きっかけは以下のTweetです。ぜひ以下のスレッドも参考にしてみてください。
2022年の冬・春はSTEPNというMove To Earnプロジェクトが日本で人気になりました。ブロックチェーン、とりわけWeb3においてゲームは立派な稼ぐ手段(ライスワーク🍚)になる可能性を秘めていると思いますが、将来永くプレイされるようなゲームはまだ登場したとは言えず、むしろユーザーから資金を搾取しているといった批判すらあります。
先行者優位のポンジスキームという批判の一部は理解できない訳ではありませんが、その側面だけを持ってGameFiの全てを否定してはいけない、と考えています。
これからのWeb3を考えていくうえで、メタバース(バーチャル空間でのエンタメ)を含め、どのようなゲーム体験、世界観、ユーザーエクスペリエンス(UX)を構築・提供すればユーザーを魅了し続けることができるのでしょうか。
これは、ブロックチェーンゲーム(以下、BG)だけではなく、Web2とは若干異なるUXを持つWeb3プロダクト(プロジェクト)を開発する上でも押さえておきたいマイルストーンになると考えています。
今回は、STEPNが考えるGameFiのトリレンマを概観しながら、Web3プロダクトのUXの在り方やそのマイルストーンについて考察したいと思います。
以下、Main TopicのSummaryです。
Summary
ブロックチェーンのトリレンマは分散性・セキュリティ・スケーラビリティの3つを同時に満たすことが困難なことを指し、STEPNによるとGameFiのトリレンマとは、Playability・Profitability・Accecibilityという関係性だという
GameFiプロジェクトもしくはプロダクトがアダプションするためには、①想定利用者の人口統計が十分に大きく、暗号資産に興味があってフレンドリーである、②収益方法は、クリプトに興味があるユーザーでなくとも理解できて超シンプルなものである、③ユーザーを搾取的で無い、④ゲームのコアデザインは、ゲーム内の暗号資産をスムーズに転送できるよう構築すること、などが必要とSTEPNは考えている
BitcoinやEthereumといったプロジェクトから考えると、プロダクトやプロジェクトのマイルストーンは、トリレンマにおける「取れない手段へのアプローチ」が重要であることがわかる。例えば、EthereumはThe Mergeによりスケーラビリティへのアプローチを決定し、まさに実行しているところ。
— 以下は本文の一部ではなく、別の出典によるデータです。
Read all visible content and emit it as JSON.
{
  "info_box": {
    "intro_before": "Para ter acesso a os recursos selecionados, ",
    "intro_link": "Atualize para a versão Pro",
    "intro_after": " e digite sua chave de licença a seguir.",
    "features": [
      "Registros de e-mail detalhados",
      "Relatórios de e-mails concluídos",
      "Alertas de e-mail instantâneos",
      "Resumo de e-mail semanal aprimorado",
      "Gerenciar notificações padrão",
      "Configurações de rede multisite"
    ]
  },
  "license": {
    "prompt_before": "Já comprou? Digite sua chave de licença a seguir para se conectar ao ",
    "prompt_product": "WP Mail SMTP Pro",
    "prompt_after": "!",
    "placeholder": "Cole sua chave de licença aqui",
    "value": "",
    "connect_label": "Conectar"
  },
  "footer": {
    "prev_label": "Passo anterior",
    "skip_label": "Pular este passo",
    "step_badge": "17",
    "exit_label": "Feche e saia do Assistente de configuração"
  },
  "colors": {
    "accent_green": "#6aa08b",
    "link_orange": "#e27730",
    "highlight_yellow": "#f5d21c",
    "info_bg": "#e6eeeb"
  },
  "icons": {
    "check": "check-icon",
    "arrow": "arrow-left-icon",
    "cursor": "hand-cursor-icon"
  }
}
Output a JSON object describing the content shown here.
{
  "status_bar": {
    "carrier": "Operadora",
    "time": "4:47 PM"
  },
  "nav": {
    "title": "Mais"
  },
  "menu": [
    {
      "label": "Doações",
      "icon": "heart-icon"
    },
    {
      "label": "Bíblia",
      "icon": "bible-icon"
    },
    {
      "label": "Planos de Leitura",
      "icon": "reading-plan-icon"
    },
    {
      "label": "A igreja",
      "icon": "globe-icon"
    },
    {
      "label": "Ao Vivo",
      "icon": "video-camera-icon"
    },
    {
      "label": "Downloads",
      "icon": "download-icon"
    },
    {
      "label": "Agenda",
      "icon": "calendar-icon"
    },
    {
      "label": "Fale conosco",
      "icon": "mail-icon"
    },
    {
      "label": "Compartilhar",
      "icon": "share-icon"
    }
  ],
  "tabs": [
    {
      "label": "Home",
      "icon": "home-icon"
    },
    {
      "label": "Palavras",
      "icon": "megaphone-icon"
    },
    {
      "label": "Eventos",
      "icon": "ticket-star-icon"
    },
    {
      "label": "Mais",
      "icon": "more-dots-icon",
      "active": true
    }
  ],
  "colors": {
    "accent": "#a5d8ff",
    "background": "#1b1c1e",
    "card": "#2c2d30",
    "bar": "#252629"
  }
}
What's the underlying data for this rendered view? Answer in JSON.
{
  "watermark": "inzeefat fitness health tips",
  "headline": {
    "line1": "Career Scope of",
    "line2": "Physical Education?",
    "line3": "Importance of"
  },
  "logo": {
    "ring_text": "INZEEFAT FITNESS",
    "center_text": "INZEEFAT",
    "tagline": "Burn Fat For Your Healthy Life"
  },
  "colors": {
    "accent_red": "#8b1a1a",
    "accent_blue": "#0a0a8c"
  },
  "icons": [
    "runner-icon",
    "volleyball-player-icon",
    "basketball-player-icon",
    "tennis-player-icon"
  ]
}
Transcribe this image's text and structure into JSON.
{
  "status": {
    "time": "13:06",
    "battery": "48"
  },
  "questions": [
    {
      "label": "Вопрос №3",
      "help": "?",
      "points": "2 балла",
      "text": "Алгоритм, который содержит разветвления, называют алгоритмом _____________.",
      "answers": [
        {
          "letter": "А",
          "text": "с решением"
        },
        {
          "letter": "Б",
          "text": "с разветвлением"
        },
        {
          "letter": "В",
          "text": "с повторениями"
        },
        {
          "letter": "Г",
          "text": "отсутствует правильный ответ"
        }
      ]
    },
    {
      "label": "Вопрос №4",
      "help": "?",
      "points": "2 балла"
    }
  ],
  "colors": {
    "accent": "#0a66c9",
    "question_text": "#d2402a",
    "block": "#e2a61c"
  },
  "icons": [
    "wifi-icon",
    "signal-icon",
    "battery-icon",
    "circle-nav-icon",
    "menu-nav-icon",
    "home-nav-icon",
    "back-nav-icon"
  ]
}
Web3の仕組みを現実の世界に適用していくのは様々な障壁があり、ポンジ的だと批判がありますが、GameFiの全てを否定すべきではないと考えています。その理由は、GameFiやゲームを切り口としたタスク化などのゲーミフィケーションは、現実世界を単純化してシンプルなものに再構築し受け入れやすくするというその性質上、Web3のアダプションにおける非常に重要なファクターとなると考えるからです。
GameFiを中心としたゲーミフィケーションは、Web3のカルチャーをアダプションさせる上でも有効な手段であるとして、今後もより一層活用されると考える
その際に重要なゲームのバランスはGameFiのトリレンマやそこから見出せるマイルストーンが参考になるはず
それでは、今週もよろしくお願いします!
Main Topic:🎮 GameFiのトリレンマとWeb3に必要なゲーミフィケーション
前提
「ブロックチェーンのトリレンマ」と「STEPN」について、かんたんに解説します。
Blockchain Trilenmaとは
ブロックチェーンのトリレンマとは、分散性、セキュリティ、スケーラビリティの3つを同時に達成することが困難であることを表します。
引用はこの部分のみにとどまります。